Thank you retired13, could I also ask you another question. I need to find the cracking strain, and I believe I need to find this from the crack opening (x-axis on the second picture). Is it possible to convert crack opening to cracking strain?

 

[drennon236]

"The cracking strain is defined as the total strain minus the elastic strain "

 

[r13]

Eo is the elastic modulus, and σ_t is concrete rupture stress, per ACI, it is 7.5√fc', and ranged between 5√fc' and 8√fc' from available literatures.

 

[Celt83]

retired13:
I'm not sure that is entirely accurate if Eo is the elastic modulus then I believe σt would be, per ACI Commentary, 0.45f'c which can also vary between 120% to 80% of that value. ASTM C469-02 is referenced by ACI as having methods for establishing the elastic modulus. Although a bit tough to be sure without seeing the full document behind the OP's screenshot.

My Personal Open Source Structural Applications:

https://github.com/buddyd16/Structural-Engineering

Open Source Structural GitHub Group:

https://github.com/open-struct-engineer

 

[r13]

FYI

 

[drennon236]

I am trying to model this theoretical Abaqus concrete damaged plasticity model in tension. I need to model the stress-strain curve after the red line (non-elastic behavior).

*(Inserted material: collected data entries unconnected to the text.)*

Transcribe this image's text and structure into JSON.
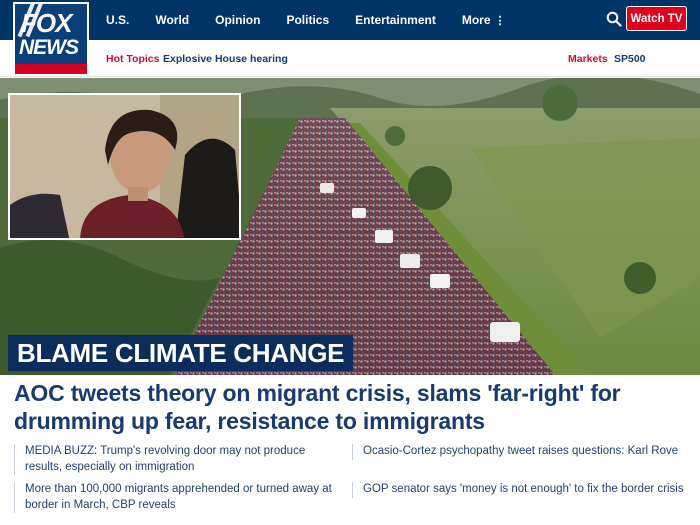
{
  "brand": {
    "logo_line1": "FOX",
    "logo_line2": "NEWS"
  },
  "nav": {
    "items": [
      "U.S.",
      "World",
      "Opinion",
      "Politics",
      "Entertainment"
    ],
    "more_label": "More",
    "more_glyph": "⋮",
    "watch_label": "Watch TV"
  },
  "subnav": {
    "hot_topics_label": "Hot Topics",
    "hot_topic": "Explosive House hearing",
    "markets_label": "Markets",
    "markets_ticker": "SP500"
  },
  "hero": {
    "kicker": "BLAME CLIMATE CHANGE"
  },
  "headline": "AOC tweets theory on migrant crisis, slams 'far-right' for drumming up fear, resistance to immigrants",
  "related": [
    "MEDIA BUZZ: Trump's revolving door may not produce results, especially on immigration",
    "Ocasio-Cortez psychopathy tweet raises questions: Karl Rove",
    "More than 100,000 migrants apprehended or turned away at border in March, CBP reveals",
    "GOP senator says 'money is not enough' to fix the border crisis"
  ],
  "colors": {
    "nav_bg": "#003366",
    "watch_button": "#e3001b",
    "hot_label": "#c8102e",
    "headline": "#173a70",
    "kicker_bg": "#0b2d5e"
  },
  "icons": {
    "search": "search-icon"
  }
}
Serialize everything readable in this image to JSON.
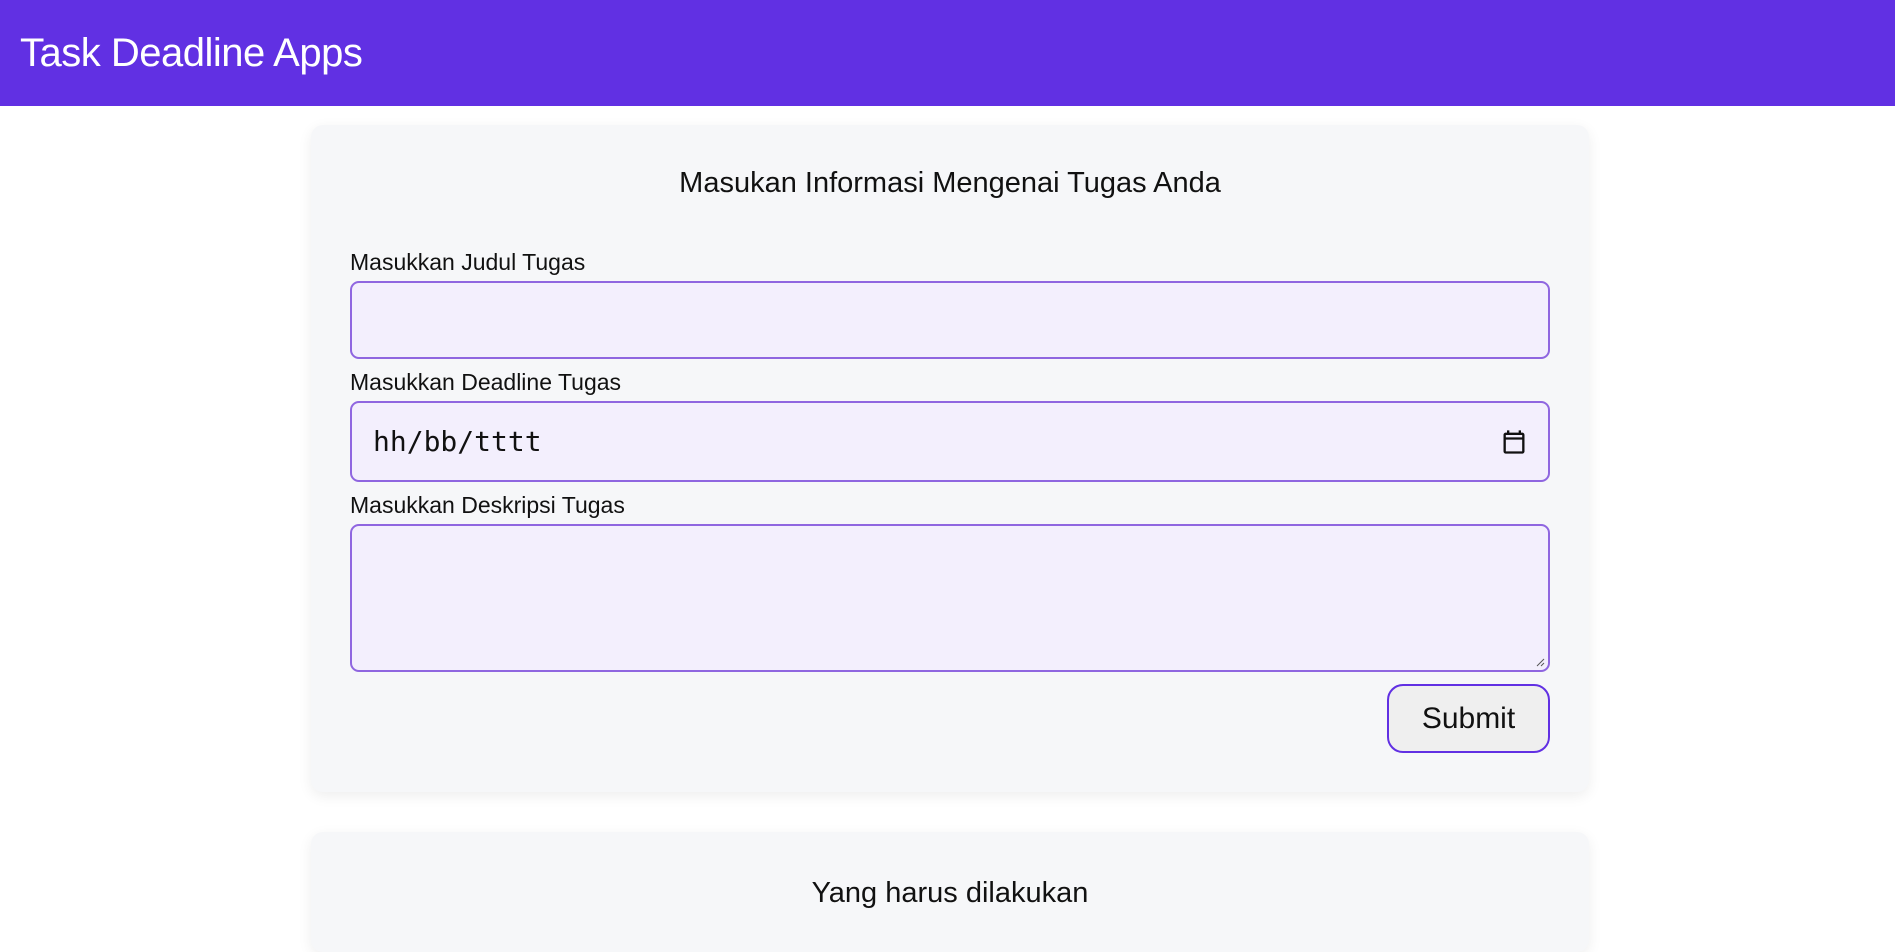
{
  "header": {
    "title": "Task Deadline Apps"
  },
  "form": {
    "heading": "Masukan Informasi Mengenai Tugas Anda",
    "title_label": "Masukkan Judul Tugas",
    "title_value": "",
    "deadline_label": "Masukkan Deadline Tugas",
    "deadline_placeholder": "hh/bb/tttt",
    "description_label": "Masukkan Deskripsi Tugas",
    "description_value": "",
    "submit_label": "Submit"
  },
  "todo": {
    "heading": "Yang harus dilakukan"
  },
  "colors": {
    "header_bg": "#6130e3",
    "input_bg": "#f3effd",
    "input_border": "#8f66e0",
    "card_bg": "#f6f7f9"
  },
  "icons": {
    "date_picker": "calendar-icon",
    "textarea_resize": "resize-handle-icon"
  }
}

This is whats given in FIB code for tension;

Looking at the first picture, the non elastic behavior happens after 0.9*f_ctm - but the slope is positive, the curve keeps increasing while for abaqus after the red line it decreases. For the second picture, this behavior looks more similar to the abaqus model, but the x-curve is not strain, but rather the crack opening in [mm]. Which model from the fib would you say is equivalent to the abaqus model?

 

[r13]

Celt83,

Since the actual stress strain curve is nonlinear, as opposite to the idealized/approximate E, I shall have stated Eo is the "actual elastic modulus" with reference to the very short true elastic range, that starts at zero stress (and zero strain) and ends in between 0.25fc' and 0.45fc' (depends on the strength of the concrete).